I know that for positive monotonically non-decreasing functions, f(n) and g(n),
f(n) = O(g(n) + c) entails
f (n) = O(g(n))
Why does this always true only for positive monotonically non-decreasing functions?
If there exists one, give a counter-example that shows that the above Big O rule is not necessarily true for functions that are not monotonically non-decreasing.
I'm really confused why the rule specifies only positive, monotonic, non-decreasing functions.

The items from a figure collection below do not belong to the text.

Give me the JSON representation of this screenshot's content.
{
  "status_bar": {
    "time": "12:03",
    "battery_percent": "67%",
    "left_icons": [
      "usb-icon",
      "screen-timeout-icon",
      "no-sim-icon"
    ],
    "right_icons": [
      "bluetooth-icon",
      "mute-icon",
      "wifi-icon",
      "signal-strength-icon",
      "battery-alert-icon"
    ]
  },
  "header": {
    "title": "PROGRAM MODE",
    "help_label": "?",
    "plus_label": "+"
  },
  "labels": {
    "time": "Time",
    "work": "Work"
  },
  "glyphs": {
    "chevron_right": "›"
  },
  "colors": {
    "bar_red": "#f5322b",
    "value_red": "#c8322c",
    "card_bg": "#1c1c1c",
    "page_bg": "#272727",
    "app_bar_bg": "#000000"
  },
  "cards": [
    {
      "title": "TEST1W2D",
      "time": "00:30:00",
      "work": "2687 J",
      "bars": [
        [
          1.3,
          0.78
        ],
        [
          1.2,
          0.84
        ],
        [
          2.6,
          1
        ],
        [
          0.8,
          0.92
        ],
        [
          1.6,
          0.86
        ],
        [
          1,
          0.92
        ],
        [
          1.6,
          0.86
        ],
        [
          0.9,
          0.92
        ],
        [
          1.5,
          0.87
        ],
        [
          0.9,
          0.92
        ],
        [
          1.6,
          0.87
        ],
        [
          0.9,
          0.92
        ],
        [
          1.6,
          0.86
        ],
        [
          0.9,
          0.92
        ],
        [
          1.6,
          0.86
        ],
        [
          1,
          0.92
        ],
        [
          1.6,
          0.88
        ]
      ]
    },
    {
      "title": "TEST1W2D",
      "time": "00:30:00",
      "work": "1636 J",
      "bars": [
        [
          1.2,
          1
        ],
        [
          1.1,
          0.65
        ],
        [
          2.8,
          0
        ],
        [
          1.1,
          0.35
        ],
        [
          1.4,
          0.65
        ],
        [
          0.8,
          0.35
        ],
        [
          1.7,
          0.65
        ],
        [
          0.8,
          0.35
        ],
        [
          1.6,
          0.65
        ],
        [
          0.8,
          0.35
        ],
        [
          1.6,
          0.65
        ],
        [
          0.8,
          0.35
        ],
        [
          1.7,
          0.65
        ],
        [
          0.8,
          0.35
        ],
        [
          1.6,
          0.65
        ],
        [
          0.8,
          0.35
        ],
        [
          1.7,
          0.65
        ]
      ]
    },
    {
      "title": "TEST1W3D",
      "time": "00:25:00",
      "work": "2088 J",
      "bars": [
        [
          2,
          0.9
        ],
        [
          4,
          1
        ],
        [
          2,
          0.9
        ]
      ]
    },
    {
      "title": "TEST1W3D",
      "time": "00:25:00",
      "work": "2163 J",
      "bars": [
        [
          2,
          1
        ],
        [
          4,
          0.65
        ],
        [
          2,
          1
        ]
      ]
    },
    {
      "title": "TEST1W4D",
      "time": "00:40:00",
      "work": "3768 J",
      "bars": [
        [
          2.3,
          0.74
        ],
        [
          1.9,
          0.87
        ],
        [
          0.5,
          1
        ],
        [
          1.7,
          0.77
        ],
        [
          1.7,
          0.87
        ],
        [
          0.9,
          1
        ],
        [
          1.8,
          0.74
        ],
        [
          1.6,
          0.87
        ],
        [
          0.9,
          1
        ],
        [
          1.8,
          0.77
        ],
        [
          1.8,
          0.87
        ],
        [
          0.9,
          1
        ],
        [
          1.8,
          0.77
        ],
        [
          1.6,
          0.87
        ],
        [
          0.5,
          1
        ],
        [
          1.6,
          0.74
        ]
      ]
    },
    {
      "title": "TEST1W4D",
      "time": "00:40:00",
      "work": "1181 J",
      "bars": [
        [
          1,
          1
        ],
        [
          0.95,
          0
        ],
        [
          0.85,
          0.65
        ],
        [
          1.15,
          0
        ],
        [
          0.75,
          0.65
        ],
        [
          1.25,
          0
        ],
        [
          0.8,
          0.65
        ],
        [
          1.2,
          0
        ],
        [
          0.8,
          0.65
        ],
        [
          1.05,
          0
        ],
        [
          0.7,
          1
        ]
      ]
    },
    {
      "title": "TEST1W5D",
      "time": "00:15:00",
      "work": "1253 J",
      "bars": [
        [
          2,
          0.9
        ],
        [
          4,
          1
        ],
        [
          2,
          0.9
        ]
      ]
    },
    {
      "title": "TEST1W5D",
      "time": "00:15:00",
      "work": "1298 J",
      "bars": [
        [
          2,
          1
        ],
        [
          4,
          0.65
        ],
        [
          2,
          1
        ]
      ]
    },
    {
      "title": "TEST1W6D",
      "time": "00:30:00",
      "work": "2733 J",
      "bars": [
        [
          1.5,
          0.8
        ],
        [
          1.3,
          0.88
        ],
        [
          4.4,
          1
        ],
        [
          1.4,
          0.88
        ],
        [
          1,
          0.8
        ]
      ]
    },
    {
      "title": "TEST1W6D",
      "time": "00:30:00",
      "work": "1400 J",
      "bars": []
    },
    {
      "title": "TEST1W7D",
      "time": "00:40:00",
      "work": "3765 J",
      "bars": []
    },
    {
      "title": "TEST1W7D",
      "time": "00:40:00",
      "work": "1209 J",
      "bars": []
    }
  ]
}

Thanks for your help!
Consider $f(n)= 1$ and $g(n)= 1/n$ then $f(n) = O(g(n) +1)$ but $f(n)$ is not a $O(g(n))$.
So you see that some condition is needed.
To say it only holds for for positive monotonically non-decreasing functions is not completely precise, as there are other $g$ where it also holds true, for exaple it would be true for $g(n)= 10 + n + 3(-1)^n$.
To see it does hold under the conditions you gave note that $g(n) \ge g(1)$. So you can say $g(n)+ C \le g(n)+ (C/g(1)) g(1) \le g(n) (1 + C/g(1))$.
So if $|f(n)| \le D (g(n) + C) $ for some $D$, then $|f(n)| \le (D (1 + C/g(1)) )g(n)$. This yields the claim.
f(n) = O(g(n) + 2) but not true that f(n) = O(g(n))?
– STC Mar 01 '15 at 19:27